Yes, Dr. Denkler is experienced as a hand surgeon. That is his speciality. He is one of the most knowledgeable in the US about Dupuytren's. That he also has a plastic surgery practice does not change his qualifications and expertise in hands. His wife, also a surgeon, developed severe rheumatoid arthritis and can no longer do surgery. She is able to use her training and skills in other parts of their practice since she is limited because of her arthritis. They are both very knowledgeable about hands in a personal way as well considering her condition.
Here is a link to another page on this website. It references Dr. Denkler’s research. Here is the link and a summary including links to the abstract and the full paper also:
Keith Denkler reports successful treatment of 102 patients with Dupuytren's contracture stage 4 "Needle Aponeurotomy for Stage IV Dupuytren’s Contracture: A Wide Awake First Step Approach" 2009 Annual Meeting of the American Association of Plastic Surgeons abstract and Full_AAPS_209_PDF (provided by author).
Here is another link that refers to a Dupuytren’s patient who documented helpful information about treating Dupuytren’s.
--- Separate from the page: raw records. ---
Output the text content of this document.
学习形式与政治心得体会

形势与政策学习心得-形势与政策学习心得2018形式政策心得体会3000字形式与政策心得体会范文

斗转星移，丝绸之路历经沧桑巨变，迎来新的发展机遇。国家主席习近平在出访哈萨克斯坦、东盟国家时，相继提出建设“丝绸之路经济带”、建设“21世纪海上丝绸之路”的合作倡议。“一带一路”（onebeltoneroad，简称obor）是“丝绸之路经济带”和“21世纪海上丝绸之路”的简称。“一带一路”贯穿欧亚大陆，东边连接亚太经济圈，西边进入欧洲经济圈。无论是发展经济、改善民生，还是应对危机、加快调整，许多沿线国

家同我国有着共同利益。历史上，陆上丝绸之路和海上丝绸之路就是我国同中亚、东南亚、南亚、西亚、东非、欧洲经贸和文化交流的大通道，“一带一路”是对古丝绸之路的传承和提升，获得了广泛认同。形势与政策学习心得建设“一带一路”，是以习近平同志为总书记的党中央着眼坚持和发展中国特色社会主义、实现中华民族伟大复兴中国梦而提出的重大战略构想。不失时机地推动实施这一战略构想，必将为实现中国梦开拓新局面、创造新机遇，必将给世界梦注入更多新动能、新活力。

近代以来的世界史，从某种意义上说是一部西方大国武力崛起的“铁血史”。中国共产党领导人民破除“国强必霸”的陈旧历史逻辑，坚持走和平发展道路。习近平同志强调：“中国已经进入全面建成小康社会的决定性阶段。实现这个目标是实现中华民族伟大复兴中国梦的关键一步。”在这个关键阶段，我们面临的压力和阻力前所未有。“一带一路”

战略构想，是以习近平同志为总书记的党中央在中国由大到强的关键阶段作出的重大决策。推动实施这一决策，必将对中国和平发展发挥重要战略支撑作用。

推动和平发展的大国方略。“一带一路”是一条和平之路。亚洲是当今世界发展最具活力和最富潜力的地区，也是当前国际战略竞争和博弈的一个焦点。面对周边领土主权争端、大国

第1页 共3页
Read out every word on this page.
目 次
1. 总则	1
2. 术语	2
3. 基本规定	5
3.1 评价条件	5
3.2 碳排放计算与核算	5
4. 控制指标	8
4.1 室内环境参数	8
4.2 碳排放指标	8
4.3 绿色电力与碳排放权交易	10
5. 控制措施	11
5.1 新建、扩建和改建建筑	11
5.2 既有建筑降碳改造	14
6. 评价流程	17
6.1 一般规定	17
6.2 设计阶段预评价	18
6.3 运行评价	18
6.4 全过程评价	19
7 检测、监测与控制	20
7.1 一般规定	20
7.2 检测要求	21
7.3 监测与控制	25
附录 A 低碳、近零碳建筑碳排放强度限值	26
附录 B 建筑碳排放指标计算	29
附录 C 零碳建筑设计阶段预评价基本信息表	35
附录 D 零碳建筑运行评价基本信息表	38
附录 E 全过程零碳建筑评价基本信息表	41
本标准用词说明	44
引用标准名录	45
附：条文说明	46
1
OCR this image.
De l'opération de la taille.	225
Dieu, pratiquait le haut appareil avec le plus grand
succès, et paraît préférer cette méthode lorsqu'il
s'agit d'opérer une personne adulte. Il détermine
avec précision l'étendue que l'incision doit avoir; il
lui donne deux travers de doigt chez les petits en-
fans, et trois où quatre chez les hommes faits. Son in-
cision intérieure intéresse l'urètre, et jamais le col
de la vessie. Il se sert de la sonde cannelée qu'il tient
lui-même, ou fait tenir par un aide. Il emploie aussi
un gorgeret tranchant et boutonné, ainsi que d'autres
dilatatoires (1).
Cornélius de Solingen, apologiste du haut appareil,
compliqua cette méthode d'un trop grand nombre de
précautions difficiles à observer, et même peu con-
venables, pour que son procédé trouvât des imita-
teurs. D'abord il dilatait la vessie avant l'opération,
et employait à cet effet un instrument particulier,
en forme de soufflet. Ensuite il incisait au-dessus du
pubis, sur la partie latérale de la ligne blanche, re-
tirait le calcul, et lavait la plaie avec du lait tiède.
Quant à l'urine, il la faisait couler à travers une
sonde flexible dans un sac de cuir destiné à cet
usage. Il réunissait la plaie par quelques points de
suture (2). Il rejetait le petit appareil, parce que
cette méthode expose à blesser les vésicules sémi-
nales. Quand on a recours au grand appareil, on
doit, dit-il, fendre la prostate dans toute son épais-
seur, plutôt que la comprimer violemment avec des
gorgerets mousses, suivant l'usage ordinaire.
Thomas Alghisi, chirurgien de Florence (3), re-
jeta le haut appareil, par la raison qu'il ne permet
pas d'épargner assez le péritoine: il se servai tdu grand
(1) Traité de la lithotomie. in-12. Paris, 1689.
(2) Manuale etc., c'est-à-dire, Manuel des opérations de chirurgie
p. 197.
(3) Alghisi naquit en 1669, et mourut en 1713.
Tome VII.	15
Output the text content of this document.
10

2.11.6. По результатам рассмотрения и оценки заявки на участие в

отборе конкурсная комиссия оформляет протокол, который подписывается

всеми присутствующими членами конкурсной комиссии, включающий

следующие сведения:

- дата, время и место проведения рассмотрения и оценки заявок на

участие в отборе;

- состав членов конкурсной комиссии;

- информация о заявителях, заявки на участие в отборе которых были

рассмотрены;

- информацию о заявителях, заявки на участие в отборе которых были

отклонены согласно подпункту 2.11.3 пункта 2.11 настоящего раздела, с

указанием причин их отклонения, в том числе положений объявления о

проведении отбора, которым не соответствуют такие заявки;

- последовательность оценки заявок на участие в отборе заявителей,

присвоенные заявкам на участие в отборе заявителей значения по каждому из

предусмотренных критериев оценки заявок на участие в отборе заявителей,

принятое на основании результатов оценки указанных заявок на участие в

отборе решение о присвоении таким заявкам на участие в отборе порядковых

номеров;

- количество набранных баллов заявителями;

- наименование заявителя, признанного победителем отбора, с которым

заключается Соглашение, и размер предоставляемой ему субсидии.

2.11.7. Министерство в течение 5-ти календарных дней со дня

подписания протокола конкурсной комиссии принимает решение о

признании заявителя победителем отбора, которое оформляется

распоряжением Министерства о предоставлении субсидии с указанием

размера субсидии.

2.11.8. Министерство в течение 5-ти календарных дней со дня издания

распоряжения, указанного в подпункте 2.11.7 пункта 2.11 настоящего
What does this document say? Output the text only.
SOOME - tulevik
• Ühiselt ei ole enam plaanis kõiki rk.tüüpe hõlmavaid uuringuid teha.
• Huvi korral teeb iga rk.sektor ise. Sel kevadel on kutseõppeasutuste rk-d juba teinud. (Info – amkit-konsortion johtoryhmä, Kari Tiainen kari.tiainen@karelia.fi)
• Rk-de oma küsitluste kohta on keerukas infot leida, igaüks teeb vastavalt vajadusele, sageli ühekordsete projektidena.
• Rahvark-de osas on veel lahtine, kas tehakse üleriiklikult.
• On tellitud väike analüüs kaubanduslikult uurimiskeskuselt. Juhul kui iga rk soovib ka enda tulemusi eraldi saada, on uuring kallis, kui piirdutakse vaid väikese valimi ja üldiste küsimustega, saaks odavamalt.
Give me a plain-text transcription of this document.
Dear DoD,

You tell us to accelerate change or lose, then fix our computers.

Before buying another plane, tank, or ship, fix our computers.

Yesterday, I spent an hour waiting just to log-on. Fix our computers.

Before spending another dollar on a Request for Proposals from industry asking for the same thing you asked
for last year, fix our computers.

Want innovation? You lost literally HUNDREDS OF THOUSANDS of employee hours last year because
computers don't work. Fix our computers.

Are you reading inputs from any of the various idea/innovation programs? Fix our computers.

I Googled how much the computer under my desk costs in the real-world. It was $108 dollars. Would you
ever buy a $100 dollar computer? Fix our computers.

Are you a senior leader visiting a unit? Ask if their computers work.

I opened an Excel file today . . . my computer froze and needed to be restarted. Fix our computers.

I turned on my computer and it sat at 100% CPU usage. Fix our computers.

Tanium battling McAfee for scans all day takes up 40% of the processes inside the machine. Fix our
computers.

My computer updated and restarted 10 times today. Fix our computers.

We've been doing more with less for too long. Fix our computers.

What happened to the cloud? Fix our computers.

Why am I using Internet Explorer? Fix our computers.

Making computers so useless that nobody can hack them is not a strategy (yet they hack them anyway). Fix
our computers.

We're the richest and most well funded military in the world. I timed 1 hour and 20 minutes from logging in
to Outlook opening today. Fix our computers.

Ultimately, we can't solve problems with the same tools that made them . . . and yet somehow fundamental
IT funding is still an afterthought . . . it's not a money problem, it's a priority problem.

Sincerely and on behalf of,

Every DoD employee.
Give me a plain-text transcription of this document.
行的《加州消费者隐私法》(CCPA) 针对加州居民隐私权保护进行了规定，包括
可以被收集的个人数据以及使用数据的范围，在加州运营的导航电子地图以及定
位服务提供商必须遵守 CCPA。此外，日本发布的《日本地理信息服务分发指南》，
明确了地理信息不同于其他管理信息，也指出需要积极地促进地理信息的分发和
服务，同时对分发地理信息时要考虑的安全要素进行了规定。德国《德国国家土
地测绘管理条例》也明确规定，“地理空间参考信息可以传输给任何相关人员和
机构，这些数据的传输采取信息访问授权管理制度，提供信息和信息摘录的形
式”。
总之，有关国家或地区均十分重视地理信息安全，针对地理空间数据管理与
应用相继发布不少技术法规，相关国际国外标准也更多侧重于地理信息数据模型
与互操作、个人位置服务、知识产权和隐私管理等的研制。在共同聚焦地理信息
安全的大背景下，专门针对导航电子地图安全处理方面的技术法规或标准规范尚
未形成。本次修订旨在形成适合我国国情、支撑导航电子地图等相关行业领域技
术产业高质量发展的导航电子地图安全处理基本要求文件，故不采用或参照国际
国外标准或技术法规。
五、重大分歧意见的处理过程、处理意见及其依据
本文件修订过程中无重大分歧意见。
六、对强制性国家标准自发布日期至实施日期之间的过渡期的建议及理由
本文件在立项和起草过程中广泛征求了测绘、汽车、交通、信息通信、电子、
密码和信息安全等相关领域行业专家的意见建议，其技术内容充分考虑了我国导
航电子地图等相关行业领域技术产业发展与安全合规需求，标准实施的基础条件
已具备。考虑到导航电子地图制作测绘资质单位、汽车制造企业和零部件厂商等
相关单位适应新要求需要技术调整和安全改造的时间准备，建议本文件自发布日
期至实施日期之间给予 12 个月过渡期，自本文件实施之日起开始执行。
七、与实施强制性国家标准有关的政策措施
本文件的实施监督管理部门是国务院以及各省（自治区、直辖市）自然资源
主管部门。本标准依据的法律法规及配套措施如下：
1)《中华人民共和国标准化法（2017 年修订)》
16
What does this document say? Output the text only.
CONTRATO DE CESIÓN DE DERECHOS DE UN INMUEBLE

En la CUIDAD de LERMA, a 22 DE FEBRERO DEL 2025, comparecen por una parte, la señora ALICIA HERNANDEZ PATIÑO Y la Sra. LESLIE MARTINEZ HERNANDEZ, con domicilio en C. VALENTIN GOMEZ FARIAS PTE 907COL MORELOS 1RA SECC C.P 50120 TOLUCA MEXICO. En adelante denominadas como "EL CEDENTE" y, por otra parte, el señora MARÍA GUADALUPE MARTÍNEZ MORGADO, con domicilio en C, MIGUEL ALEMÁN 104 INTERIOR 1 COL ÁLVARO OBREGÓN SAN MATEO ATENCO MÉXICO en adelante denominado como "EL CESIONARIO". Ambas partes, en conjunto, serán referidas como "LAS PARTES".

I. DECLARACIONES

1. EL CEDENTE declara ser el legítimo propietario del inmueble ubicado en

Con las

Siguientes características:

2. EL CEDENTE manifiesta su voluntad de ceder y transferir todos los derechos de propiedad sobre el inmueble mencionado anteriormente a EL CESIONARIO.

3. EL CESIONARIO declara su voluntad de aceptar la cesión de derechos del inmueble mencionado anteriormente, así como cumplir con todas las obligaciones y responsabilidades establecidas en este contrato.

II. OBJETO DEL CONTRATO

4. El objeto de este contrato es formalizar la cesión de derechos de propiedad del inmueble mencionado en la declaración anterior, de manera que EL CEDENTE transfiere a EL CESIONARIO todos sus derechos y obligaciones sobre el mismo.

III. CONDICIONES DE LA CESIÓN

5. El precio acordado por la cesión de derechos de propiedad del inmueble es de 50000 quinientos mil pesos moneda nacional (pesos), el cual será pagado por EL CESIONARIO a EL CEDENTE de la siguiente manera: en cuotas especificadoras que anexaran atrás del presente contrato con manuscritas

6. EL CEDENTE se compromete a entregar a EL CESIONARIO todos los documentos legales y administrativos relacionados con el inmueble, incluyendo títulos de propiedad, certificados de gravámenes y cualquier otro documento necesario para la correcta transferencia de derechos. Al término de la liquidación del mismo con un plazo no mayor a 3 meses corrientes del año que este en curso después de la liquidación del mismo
Walt's site offers his own experience, testimonials from patients, explanation of Dupuytrens, and a lot of related links. Walt's link below goes to a list of providers of NA and lists Keith Denkler, M.D as one of the French Trained (FT) Certified Hand Surgeons.. http://www.wstagner.com/dusa.htm
Hi, based on my own personal experience with Dupuytren's in 5 fingers, one operation, one radiotherapy treatment and two needle aponeurotomies, the best advice is not to delay! Radiotherapy works well but is expensive, NA also works well but the disease has come back quite soon. In addition to all the listed treatments, I have been using ultrasound treatment, relatively cheap (just the cost of the equipment) and safe. I treat all my affected sites for 3-5 minutes at maximum power, every second day. For me, it has made my hard nodules softer and smaller and when started on a new, non-contracted finger, seems to have arrested any further deterioration. One original nodule started 12 years ago, the size of a lentil, quite round and hard. After becoming softer after just a few treatments, it very slowly decreased in size and is now about 1/3 its original size but hard. Three new sites about 6-12 months old have all become noticably softer and smaller after the treatment. I feel it is certainly worth a try, if your nodule doesn't get softer after about ten treatments, I would then go on to consider radiotherapy. I also agree with previous advice, to keep a careful and detailed record of the progression of your Dupuytren's, it is easy to forget what happened when.